Pourtant, pendant plus d’un siècle, des milliers de petits graviers basques, normands et bretons sont partis de Paimpol, Saint-Malo, Granville, entassés à fond de cale, dans des conditions déplorables et une hygiène épouvantable. Impossible de savoir combien de jeunes ont subi ce sort. « Sans doute plusieurs dizaines de milliers. Est-ce que c’est 30 000, 60 000 ? On ne sait pas. Il faudrait faire un travail historique, statistique, qu’on n’a pas le temps de faire dans le cadre d’un documentaire. Il y a là un sujet d’étude pour les historiens. Nous allons présenter le film à l’Université de Brest… peut-être que cela déclenchera des vocations », espère Laurent Giraudineau.

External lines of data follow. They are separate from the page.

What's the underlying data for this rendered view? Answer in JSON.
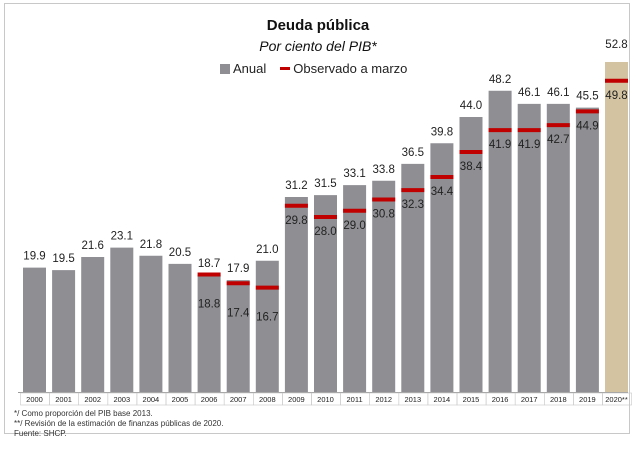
{
  "chart_data": {
    "type": "bar",
    "title": "Deuda pública",
    "subtitle": "Por ciento del PIB*",
    "legend": [
      "Anual",
      "Observado a marzo"
    ],
    "categories": [
      "2000",
      "2001",
      "2002",
      "2003",
      "2004",
      "2005",
      "2006",
      "2007",
      "2008",
      "2009",
      "2010",
      "2011",
      "2012",
      "2013",
      "2014",
      "2015",
      "2016",
      "2017",
      "2018",
      "2019",
      "2020**"
    ],
    "series": [
      {
        "name": "Anual",
        "values": [
          19.9,
          19.5,
          21.6,
          23.1,
          21.8,
          20.5,
          18.7,
          17.9,
          21.0,
          31.2,
          31.5,
          33.1,
          33.8,
          36.5,
          39.8,
          44.0,
          48.2,
          46.1,
          46.1,
          45.5,
          52.8
        ]
      },
      {
        "name": "Observado a marzo",
        "values": [
          null,
          null,
          null,
          null,
          null,
          null,
          18.8,
          17.4,
          16.7,
          29.8,
          28.0,
          29.0,
          30.8,
          32.3,
          34.4,
          38.4,
          41.9,
          41.9,
          42.7,
          44.9,
          49.8
        ]
      }
    ],
    "bar_labels": [
      "19.9",
      "19.5",
      "21.6",
      "23.1",
      "21.8",
      "20.5",
      "18.7",
      "17.9",
      "21.0",
      "31.2",
      "31.5",
      "33.1",
      "33.8",
      "36.5",
      "39.8",
      "44.0",
      "48.2",
      "46.1",
      "46.1",
      "45.5",
      "52.8"
    ],
    "marker_labels": [
      null,
      null,
      null,
      null,
      null,
      null,
      "18.8",
      "17.4",
      "16.7",
      "29.8",
      "28.0",
      "29.0",
      "30.8",
      "32.3",
      "34.4",
      "38.4",
      "41.9",
      "41.9",
      "42.7",
      "44.9",
      "49.8"
    ],
    "ylim": [
      0,
      55
    ],
    "grid": false,
    "legend_placement": "top-center",
    "colors": {
      "bar": "#8f8e93",
      "highlight_bar": "#d3c3a0",
      "marker": "#c00000",
      "text": "#222222"
    }
  },
  "notes": [
    "*/ Como proporción del PIB base 2013.",
    "**/ Revisión de la estimación de finanzas públicas de 2020.",
    "Fuente: SHCP."
  ]
}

« C’était un trafic transatlantique »
À Saint-Pierre, Alexis retrouve le nom de son grand-père aux archives, qui sont pourtant parcellaires depuis qu’un incendie en a détruit une partie. Il raconte à son fils, qui est installé sur place comme guide naturaliste, l’histoire de son arrière-grand-père, ce qui renforce encore l’attachement du plus jeune à son île d’adoption. Sur l’archipel, le travail de mémoire est engagé depuis plusieurs années comme en témoignent les personnes interrogées dans le documentaire. « Les graviers, dans les grandes lignes, on sait ce que c’est là-bas. Le bateau qui va à l’île aux Marins s’appelle comme ça, un petit restaurant aussi… »
Laurent Giraudineau retrouve des descendants de graviers. « Certains sont restés à Saint-Pierre, les plus vieux sans doute. Ils se sont installés comme petit pêcheur avec leur doris, en voyant que d’autres vivaient là, en famille, après avoir fui la misère de leur région. Pêcheurs ou petits commerçants, ils s’en sont sortis. »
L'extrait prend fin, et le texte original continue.